August 15, 2014 - No Comments!

HTTPS as a Ranking Signal: What Does This Mean for Your Website?

securityLast week the Webmaster Central blog published a post about using “HTTPS as a Ranking Signal.” What does this mean for you and the websites you access? I’ve broken it down below.

What’s the difference between HTTP and HTTPS?

HTTP (HyperText Transfer Protocol) is the underlying protocol used by the Web. Whether you know it or not, as soon as you open a web browser, you’re using HTTP. When you type in a URL an HTTP command is sent to the web server to retrieve the data and transmit the requested page. In short, HTTP defines how data is transmitted and determines how web browsers respond to commands.
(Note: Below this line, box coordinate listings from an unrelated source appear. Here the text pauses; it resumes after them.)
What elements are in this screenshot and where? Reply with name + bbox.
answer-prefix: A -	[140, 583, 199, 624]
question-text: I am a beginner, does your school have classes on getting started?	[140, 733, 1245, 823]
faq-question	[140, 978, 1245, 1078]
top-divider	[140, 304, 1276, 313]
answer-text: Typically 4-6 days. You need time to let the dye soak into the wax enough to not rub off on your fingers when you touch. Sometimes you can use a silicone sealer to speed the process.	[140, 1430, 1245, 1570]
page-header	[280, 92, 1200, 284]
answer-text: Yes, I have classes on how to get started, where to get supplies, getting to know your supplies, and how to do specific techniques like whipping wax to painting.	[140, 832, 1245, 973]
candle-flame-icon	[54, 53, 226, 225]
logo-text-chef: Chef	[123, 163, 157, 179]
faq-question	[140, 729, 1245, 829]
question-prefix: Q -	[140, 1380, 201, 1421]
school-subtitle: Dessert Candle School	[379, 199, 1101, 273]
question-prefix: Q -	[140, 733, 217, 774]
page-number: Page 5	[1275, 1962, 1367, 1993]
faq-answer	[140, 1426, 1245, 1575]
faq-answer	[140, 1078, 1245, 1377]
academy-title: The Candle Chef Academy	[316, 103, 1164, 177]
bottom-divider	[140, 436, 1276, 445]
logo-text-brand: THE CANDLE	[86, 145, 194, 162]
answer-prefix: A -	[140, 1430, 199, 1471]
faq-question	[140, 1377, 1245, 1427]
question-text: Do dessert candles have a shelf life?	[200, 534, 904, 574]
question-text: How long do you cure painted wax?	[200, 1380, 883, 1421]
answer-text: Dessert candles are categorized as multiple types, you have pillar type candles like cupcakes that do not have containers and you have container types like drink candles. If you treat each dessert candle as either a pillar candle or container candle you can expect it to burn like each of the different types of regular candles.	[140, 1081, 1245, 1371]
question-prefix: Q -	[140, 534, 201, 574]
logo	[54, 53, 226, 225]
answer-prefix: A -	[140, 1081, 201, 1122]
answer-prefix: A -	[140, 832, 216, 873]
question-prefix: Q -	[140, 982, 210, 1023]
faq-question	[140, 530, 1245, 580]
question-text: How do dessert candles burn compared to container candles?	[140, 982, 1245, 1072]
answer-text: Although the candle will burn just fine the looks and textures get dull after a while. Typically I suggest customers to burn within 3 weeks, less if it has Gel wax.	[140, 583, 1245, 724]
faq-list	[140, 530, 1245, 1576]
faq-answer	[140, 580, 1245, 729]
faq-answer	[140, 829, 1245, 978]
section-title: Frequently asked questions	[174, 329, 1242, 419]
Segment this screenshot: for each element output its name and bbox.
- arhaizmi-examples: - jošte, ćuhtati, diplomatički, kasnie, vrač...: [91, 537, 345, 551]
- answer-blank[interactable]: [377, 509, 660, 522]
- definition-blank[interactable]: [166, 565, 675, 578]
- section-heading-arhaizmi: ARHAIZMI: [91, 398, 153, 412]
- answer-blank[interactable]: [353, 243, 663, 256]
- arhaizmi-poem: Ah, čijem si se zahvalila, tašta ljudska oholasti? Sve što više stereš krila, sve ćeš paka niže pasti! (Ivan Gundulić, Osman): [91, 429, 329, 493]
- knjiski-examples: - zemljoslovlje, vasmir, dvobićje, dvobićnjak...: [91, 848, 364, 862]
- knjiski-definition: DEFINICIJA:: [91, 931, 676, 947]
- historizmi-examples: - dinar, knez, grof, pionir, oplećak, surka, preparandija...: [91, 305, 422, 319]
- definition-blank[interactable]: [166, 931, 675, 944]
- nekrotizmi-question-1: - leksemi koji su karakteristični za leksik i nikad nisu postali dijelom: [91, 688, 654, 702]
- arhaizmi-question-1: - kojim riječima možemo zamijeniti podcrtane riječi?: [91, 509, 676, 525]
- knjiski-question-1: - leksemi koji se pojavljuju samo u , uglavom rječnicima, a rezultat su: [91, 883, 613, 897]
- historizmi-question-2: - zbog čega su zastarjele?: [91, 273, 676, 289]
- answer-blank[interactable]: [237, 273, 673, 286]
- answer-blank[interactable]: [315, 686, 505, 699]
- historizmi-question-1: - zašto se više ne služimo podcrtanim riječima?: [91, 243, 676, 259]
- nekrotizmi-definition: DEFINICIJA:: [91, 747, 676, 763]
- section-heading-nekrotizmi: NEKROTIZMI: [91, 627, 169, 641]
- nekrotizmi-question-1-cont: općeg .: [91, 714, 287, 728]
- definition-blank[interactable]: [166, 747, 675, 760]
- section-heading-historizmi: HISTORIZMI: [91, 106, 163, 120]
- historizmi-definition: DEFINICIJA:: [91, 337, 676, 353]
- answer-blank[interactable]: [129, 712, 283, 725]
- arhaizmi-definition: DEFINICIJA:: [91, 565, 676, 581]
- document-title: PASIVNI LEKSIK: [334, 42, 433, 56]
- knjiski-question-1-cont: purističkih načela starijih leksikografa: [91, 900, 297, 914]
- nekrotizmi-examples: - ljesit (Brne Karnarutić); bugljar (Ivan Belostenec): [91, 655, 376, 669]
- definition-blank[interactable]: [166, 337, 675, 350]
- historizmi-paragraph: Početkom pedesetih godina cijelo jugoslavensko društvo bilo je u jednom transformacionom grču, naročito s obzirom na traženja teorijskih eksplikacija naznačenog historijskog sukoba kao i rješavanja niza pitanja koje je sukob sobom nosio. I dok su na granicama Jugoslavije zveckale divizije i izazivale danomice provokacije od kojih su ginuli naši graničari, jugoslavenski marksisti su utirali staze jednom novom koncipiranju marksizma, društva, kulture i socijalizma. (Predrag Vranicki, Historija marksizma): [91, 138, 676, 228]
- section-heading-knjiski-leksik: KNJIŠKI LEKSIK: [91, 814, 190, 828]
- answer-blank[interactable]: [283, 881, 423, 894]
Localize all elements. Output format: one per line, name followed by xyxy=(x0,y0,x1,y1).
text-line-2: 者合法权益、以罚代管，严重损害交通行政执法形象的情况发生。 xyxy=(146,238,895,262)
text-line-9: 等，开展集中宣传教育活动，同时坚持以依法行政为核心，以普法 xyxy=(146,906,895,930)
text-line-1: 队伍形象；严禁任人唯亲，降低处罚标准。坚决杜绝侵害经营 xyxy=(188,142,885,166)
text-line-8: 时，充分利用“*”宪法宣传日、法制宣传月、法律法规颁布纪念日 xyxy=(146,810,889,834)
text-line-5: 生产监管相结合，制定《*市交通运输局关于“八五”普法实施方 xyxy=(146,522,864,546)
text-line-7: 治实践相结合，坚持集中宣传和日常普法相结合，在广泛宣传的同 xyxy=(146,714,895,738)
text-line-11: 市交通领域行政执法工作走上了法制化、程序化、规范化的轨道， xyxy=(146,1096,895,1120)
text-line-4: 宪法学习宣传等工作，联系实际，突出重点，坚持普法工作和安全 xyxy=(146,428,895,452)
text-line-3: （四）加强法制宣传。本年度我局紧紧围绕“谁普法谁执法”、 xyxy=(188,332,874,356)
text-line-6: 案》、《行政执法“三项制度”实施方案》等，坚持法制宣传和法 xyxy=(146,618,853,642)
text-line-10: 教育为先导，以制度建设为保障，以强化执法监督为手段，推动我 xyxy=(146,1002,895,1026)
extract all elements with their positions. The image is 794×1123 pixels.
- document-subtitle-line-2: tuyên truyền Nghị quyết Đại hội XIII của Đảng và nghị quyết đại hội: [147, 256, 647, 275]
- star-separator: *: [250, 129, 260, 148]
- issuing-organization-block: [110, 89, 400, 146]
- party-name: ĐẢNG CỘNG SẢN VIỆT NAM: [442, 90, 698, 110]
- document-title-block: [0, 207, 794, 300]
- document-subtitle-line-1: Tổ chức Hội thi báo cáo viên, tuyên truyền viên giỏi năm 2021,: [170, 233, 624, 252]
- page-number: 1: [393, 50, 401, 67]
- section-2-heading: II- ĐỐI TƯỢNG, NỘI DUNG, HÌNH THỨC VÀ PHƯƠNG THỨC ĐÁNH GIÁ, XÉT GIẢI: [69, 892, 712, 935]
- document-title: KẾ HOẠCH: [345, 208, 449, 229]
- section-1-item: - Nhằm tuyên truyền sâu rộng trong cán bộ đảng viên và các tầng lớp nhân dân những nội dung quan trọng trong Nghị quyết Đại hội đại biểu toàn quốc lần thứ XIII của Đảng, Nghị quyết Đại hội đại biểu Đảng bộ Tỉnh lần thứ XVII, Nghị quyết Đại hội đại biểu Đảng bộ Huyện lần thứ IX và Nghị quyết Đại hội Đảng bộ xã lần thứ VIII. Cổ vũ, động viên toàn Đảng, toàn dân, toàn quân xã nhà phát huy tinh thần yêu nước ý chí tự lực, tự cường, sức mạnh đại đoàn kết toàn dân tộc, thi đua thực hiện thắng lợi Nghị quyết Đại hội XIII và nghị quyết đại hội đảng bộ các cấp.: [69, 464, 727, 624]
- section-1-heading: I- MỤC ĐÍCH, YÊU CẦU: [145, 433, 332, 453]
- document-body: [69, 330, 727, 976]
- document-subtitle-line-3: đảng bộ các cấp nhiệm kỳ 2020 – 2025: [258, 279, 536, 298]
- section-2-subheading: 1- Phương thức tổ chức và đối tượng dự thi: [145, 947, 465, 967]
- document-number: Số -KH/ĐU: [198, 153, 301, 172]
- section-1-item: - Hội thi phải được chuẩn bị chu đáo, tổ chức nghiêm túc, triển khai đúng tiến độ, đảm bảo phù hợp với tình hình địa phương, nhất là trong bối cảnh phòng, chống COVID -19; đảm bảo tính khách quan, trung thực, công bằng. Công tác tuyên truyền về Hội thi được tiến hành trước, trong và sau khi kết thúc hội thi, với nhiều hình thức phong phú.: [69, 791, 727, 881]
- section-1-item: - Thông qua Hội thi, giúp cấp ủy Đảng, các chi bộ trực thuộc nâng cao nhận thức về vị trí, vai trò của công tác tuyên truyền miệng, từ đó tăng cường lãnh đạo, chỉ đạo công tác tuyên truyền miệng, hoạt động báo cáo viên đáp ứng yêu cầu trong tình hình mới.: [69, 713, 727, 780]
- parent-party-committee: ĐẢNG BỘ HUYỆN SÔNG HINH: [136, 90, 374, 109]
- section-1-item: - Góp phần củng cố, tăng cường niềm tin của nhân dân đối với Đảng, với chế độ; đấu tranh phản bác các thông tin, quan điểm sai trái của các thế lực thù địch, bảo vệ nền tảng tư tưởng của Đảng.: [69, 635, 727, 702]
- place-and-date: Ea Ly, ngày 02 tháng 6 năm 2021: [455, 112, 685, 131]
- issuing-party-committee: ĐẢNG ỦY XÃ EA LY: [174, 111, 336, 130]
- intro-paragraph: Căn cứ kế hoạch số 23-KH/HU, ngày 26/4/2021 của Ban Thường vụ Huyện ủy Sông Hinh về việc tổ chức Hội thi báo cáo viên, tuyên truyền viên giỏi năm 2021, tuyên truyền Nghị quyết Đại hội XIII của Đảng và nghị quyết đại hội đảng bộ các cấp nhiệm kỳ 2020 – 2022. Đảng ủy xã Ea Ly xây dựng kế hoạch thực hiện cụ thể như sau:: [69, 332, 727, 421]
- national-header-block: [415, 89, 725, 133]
HTTPS (Hyper Transfer Protocol Secure) is a similar communication protocol, but unlike HTTP, these commands are encrypted. For example, when you log into your bank accounts or use Facebook you’re accessing websites via HTTPS. Here HTTPS helps protect sensitive communication from being intercepted (and information stolen).

What’s is the implication of Google using HTTPS as a ranking signal?

This recent announcement means that HTTPS is one of the many factors Google is now using to determine the position of your site in their search engine results. Why? In short this indicates you are a trusted individual (or business). In order to get HTTPS working on a website you have to go through the process of buying a certificate, which means that a third party has endorsed you. This third third party trust signal is reflects positively in terms of Search Engine Optimization.

The extent to which HTTPS will factor into the ranking algorithm is still unclear. What is clear, however, is that the HTTPS ranking signal is consistent with Google’s effort to bolster internet security for all its users. As Google says, “We’re also working to make the Internet safer more broadly. A big part of that is making sure that websites people access from Google are secure.”

Does my website need HTTPS?

There’s a slight overhead associated with the SSL certificate required for encryption, but this overhead is decreasing as processors have gotten more efficient. Ultimately given the security benefits and potential SEO boost associated with HTTPS, it’s prudent to start making this transition.

I want to make the move to HTTPS, what now?

Talk to your web developers. If you’re making this change yourself, in the coming weeks, Google promises to publish detailed best practices (now located in its help center) to make TLS adoption easier, and to avoid common mistakes.